November 19, 2012
A recent finding by medical geneticists sheds new light on how facioscapulohumeral muscular dystrophy develops and how it might be treated. More commonly known as FSHD, the devastating disease affects both men and women.
FSHD is usually an inherited genetic disorder, yet sometimes appears spontaneously via new mutations in individuals with no family history of the condition.
“People with the condition experience progressive muscle weakness and about 1 in 5 require wheelchair assistance by age 40,” said Dr. Daniel G. Miller, University of Washington associate professor of pediatrics in the Division of Genetic Medicine. Miller and his worldwide collaborators study the molecular events leading to symptoms of FSHD in the hopes of designing therapies to prevent the emergence of symptoms or reduce their severity.
In the Nov. 11 online issue of Nature Genetics, Miller and Dr. Silvere M. van der Maarel of Leiden University in The Netherlands, along with an international team, report their latest findings on the role of epigenetic modifications in causing the disease. In Seattle, Dr. Stephen Tapscott of the Fred Hutchinson Cancer Research Center was also a major contributor to the project. He is a UW professor of neurology and a researcher at the UW Center for Human Development and Disability.

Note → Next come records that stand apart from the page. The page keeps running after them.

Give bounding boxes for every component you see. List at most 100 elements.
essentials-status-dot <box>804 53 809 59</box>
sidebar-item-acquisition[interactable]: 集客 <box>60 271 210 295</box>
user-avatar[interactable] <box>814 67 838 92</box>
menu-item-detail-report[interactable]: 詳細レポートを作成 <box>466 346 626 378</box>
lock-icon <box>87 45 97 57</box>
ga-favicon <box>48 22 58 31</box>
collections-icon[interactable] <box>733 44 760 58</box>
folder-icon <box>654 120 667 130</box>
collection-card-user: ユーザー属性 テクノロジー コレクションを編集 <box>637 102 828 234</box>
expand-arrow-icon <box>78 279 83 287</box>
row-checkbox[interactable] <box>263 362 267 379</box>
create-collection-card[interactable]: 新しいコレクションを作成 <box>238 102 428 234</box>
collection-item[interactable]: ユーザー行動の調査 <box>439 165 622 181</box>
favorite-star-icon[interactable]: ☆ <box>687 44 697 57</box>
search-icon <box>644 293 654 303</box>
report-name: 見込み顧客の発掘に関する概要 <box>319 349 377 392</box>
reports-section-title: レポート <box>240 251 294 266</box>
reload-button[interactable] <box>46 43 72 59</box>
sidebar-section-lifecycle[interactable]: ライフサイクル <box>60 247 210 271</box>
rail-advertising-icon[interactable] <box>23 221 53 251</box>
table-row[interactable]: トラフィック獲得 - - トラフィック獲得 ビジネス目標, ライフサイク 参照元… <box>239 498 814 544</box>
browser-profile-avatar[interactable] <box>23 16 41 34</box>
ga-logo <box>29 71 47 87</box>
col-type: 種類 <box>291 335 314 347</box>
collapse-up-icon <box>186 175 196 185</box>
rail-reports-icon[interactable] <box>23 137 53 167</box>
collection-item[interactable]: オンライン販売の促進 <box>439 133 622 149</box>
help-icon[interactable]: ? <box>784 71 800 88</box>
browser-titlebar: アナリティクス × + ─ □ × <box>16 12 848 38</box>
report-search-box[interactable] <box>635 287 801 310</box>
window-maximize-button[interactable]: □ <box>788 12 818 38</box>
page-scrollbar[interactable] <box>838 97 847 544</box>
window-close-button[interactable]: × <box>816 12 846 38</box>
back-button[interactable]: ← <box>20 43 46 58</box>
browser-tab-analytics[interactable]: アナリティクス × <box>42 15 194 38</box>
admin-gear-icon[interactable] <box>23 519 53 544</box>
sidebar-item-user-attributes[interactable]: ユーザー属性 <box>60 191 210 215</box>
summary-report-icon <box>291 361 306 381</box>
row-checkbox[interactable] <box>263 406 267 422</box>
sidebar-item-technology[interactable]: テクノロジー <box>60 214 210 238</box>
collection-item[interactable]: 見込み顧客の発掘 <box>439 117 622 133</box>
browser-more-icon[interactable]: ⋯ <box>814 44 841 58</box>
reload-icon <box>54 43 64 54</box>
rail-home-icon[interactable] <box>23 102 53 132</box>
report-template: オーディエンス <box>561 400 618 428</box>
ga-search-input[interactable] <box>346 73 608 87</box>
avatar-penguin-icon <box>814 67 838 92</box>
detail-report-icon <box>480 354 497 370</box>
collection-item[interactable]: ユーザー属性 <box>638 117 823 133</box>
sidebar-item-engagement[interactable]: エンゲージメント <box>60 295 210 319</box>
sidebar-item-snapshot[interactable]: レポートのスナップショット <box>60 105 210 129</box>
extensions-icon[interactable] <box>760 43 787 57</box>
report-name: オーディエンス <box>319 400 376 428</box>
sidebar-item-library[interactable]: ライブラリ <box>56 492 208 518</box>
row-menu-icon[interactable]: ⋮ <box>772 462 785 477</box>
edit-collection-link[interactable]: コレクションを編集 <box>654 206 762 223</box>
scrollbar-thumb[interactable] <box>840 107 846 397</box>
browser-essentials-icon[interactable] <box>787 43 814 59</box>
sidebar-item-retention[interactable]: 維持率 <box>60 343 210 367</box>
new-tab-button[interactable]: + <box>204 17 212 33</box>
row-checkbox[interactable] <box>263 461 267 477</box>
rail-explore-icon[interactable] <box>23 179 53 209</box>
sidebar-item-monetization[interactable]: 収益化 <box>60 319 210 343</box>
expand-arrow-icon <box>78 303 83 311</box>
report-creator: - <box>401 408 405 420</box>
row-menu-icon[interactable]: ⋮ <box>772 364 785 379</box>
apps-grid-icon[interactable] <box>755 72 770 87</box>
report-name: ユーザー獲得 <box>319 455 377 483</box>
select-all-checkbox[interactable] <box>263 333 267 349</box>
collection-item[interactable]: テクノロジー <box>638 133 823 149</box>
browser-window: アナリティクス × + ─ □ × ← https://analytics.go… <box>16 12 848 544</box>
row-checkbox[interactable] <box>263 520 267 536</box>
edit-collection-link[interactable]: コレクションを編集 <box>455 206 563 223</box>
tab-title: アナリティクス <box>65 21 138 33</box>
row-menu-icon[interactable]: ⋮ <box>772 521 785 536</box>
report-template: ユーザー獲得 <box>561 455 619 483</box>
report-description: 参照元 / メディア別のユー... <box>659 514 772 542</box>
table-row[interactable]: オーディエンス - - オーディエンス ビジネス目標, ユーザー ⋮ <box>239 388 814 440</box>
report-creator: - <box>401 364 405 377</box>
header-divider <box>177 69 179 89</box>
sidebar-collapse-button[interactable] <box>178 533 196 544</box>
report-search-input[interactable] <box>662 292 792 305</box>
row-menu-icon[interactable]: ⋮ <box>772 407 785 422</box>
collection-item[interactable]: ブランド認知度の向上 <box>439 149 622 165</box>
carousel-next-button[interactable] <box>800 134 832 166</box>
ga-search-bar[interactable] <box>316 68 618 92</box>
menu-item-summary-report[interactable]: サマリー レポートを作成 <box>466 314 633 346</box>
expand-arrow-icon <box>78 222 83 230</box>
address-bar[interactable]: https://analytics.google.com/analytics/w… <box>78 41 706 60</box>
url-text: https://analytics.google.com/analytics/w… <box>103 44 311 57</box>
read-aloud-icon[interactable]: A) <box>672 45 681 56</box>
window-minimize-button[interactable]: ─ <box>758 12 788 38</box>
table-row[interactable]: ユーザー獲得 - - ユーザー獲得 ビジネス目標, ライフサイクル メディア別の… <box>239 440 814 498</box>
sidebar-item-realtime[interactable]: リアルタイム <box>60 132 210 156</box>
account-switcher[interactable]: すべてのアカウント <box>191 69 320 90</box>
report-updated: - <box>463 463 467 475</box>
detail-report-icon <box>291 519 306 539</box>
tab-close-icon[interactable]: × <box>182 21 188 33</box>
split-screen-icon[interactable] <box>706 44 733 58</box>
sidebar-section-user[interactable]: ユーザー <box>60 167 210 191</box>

Epigenetics refers to mechanisms that influence how the genome is regulated and how, where and when genes act — all without altering the underlying DNA sequence. The flexibility of DNA packaging – its wrapping, which can be tightened and loosened, and its chemical tags – is one of the epigenetic forces on the genome. This packaging is called the chromatin structure and is one way specialized cells such as those in our muscles allow groups of genes to be shut off, or be available for expression.
Patients with FSHD, usually have a deletion of genetic material that reduces the number of copies of a repeated DNA sequence arrayed on chromosome 4. The deletion alters the chromatin structure of the region and allows the muscle-toxic DUX4 genes within each repeat to be inappropriately activated.
“Most genetic mutations reduce the production of a protein, or a mutated gene might produce a detrimental protein,” Miller said. “FSHD is unusual because it is most often caused by genetic deletions that paradoxically result in the production of DUX4 in the wrong tissue at the wrong time.”
Scientists have previously shown that the genetic deletions in FSHD somehow caused an epigenetic change – an alteration in one of the mechanisms that control a gene’s activity. The relaxation of the tightly wound chromatin structure allowed the otherwise sealed code in the gene to be read and the toxic DUX4 to be produced in skeletal muscle.
“Our study builds on this model and identifies a new mechanism that allows this relaxation and DUX4 production to occur. Production of DUX4 in muscle cells can be viewed as a molecular switch. We’ve discovered that the switch that turns on DUX4 expression can be activated in different ways but the mechanism of muscle destruction by DUX4 remains the same. Identifying different ways the switch can be activated is a crucial step toward therapy development because it allows us to apply multiple and different strategies to prevent activation of the switch.” Miller said.
Five percent of FSHD-affected individuals have array lengths, longer than 10 copies (the threshold for chromatin relaxation) of the DNA sequence in question making them appear to lack the genetic mutation that normally causes FSHD.
However, these unusual individuals lacked repression of DUX4 code-reading in their skeletal muscle cells because of a mechanism other than copy number.
“Breakthroughs in scientific discovery are often achieved by studying individuals with unusual disease presentations,” Miller said. The researchers identified individuals without the usual FSHD-disease causing DNA deletion but who still lacked repression of the DUX4 code reading.
Dr. Rabi Tawil at the University of Rochester made the clinical diagnosis in these people and established cultures of muscle cells from biopsies. Dr. Richard Lemmers working in van der Maarel’s laboratory demonstrated that the chromatin structure was relaxed despite a normal number of repeat units on chromosome 4. With the help of Dr. Michael Bamshad, UW professor of pediatrics, and Dr. Deborah Nickerson, UW professor of genome sciences, Miller and his group sequenced and analyzed the protein coding portions of the genomes of individuals with FSHD caused by this uncommon mechanism.
The researchers discovered that these individuals had causative mutations in the Structural Maintenance of Chromosomes Hinge Domain 1 gene. Mutations in this gene cause decreased levels of the SMCHD1 protein and result in relaxation of the chromatin structure surrounding the muscle cells’ DNA allowing toxic DUX4 to be generated.
“The discovery linking mutations in the SMCHD1 gene with FSHD is particularly satisfying,” Miller said, ‘because the normal form of SMCHD1 has an established role in repressing the reading of portions of the DNA code. SMCHD1 Is involved in silencing one of the two X chromosomes in females and in turning off repetitive elements in other parts of the genome.
Understanding the FSHD-causing mechanism of SMCHD1 mutations, Miller said, suggests ideas for therapeutic strategies to suppress the production of the muscle-damaging DUX4 and for treatments for the more common forms of FSHD.